For hours on end, Matthews sat at the computer screen, Web-surfing late into the night. "The Tent Girl became an obsession. I was on a self-destructive path with her,'' he said, noting that his marriage suffered.

"There was this other woman in my life. Lori wanted to have faith I could identify the woman, but she felt like it was drawing too much of me away,'' he said.

The night in 1998 when he connected Tent Girl to a Lexington, Ky., woman who had been missing since 1967, Matthews was browsing on a hunch. A message on a genealogical Web site attracted his attention.

"My sister Barbara has been missing from our family since the latter part of 1967. She has brown hair, brown eyes, is around five feet, two inches tall, and was last seen in the Lexington, Ky., area,'' read the posting.

The e-mail was from Rosemary Westbrook from Benton, Ark., who was seeking information about her sister, Barbara Taylor. Matthews shakily typed a reply message: "This girl is my girl."

Westbrook thought so, too. The family persuaded Kentucky authorities to allow an exhumation, and a DNA comparison made it certain: Tent Girl was Barbara Taylor.

"I thought there would be a story in the local newspaper and that would be the end of it. It wasn't,'' Matthews said. What followed was a media storm of attention as national television news shows found their way to Livingston. A book deal with a New York publisher is pending, and a documentary is being filmed now.

His work with The Doe Network led him to create Project EDAN, which stands for "everyone deserves a name." EDAN links artists with police departments that don't have an artist on staff. They provide sketches and, sometimes, sculpted models of what the John or Jane Doe may have looked like.
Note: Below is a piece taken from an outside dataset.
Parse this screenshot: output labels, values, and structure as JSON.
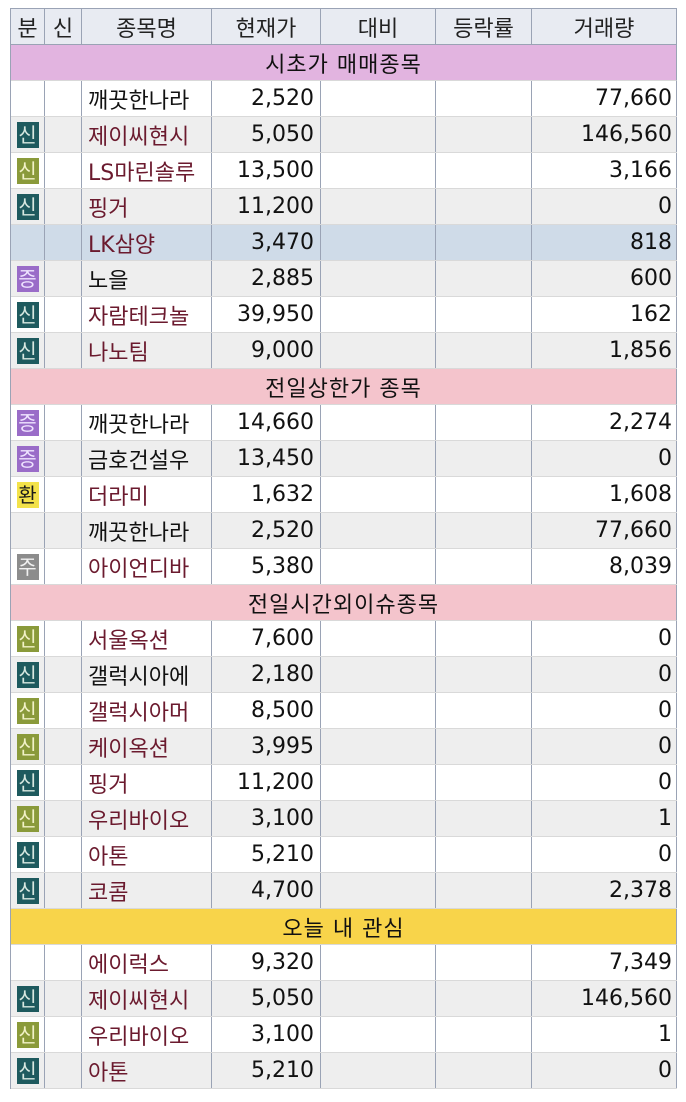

"Until two weeks ago I had a human head here that we reconstructed," Matthews said. "It's from Campbell County. The detective, quite bluntly, gave me a head in a duffel bag. One of our artists did the reconstruction.''

In his hometown, Matthews went from being "that crazy guy interested in something icky" to "the eccentric, but interesting, guy."

He says he regrets that his search for clues caused him to ignore his wife and two boys at times, but calls the identification of Tent Girl "a life-fulfilling moment."

"I spent 10 years of my life searching for Tent Girl's name. I could have gotten a college degree and an advanced degree in that time, but she taught me a lot more still is."